Robust ensemble based multi-objective production optimization

Abstract

Recent improvements in dynamic reservoir modeling have led to an increase in the application of model-based optimization of hydrocarbon bearing reservoirs. Numerous studies and articles have indicated the possibility of improving reservoir management using these dynamic models, coupled with methods to reduce uncertainties in the static models, to optimize reservoir performance. These studies have focused on maximizing the life-cycle performance of the project. Thus life cycle optimization is essentially a single-objective optimization problem. In reality, short-term targets usually drive operational decisions. The impact of short-term targets should be included in the optimization to achieve a more realistic solution.
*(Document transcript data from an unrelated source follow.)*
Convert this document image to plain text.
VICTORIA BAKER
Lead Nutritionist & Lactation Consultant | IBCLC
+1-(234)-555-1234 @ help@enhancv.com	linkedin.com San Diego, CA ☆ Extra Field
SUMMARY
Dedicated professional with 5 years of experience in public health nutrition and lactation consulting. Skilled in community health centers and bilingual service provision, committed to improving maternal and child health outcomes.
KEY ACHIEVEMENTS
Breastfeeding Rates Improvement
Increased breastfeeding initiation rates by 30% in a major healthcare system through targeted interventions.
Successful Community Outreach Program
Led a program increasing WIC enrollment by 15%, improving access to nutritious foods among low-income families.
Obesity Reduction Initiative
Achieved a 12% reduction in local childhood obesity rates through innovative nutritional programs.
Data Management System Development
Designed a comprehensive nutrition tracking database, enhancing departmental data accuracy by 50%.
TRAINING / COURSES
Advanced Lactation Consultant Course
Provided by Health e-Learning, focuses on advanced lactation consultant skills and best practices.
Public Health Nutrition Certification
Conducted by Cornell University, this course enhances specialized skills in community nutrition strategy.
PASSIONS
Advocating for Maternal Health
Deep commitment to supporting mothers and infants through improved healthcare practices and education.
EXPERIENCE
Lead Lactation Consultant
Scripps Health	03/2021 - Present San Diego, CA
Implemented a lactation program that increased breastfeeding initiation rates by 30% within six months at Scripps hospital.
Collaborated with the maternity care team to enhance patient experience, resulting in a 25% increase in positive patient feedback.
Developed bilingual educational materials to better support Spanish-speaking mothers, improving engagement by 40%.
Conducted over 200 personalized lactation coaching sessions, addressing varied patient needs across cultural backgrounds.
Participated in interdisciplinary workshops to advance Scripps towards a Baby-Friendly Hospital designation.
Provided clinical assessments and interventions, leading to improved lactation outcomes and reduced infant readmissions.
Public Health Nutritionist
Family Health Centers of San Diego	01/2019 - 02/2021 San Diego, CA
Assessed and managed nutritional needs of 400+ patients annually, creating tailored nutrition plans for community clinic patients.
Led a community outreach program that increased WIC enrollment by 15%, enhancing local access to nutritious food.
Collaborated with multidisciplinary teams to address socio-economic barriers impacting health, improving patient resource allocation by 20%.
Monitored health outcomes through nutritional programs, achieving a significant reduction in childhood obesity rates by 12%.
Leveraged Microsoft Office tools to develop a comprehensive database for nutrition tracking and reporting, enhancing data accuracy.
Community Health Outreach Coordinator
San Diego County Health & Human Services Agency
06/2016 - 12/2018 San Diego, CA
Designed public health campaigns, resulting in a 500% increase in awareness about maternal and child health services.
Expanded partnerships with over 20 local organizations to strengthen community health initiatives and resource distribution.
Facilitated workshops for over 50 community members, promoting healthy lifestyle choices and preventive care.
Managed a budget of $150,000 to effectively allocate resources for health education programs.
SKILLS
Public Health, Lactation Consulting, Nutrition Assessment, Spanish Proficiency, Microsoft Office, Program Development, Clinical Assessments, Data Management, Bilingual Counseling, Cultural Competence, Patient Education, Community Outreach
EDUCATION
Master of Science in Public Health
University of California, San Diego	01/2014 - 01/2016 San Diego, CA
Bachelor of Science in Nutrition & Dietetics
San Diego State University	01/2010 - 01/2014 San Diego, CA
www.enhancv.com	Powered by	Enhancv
The process of optimizing these short-term targets constrained to life cycle targets is a form of multi-objective optimization. Several methods have been suggested to achieve multi-objective reservoir flooding optimization (Van Essen et al. 2011). These methods have been implemented with the adjoint formulation. This thesis proposes the use of an ensemble-based optimization technique (EnOpt) for multi-objective optimization. The optimization of smart wells or production schedules (inflow control valve (ICV) settings) is the objective of this work. We also propose variations to the existing multi-objective algorithms suggested by Van Essen et al. (2011). We propose the use of the BFGS algorithm to improve the computational efficiency. Undiscounted Net Present Value (NPV) and highly discounted NPV are the long-term and short-term objective functions used in this thesis. We also propose an extension of the optimization functionality to better cope with model uncertainties. This robust ensemble-based multi-objective production optimization framework has been applied and tested on a synthetic reservoir model. In our test cases, the ensemble-based multi-objective optimization methods achieved a 14.2% increase in the secondary objective at the cost of only a minor decrease between 0.2-0.5% in the primary objective.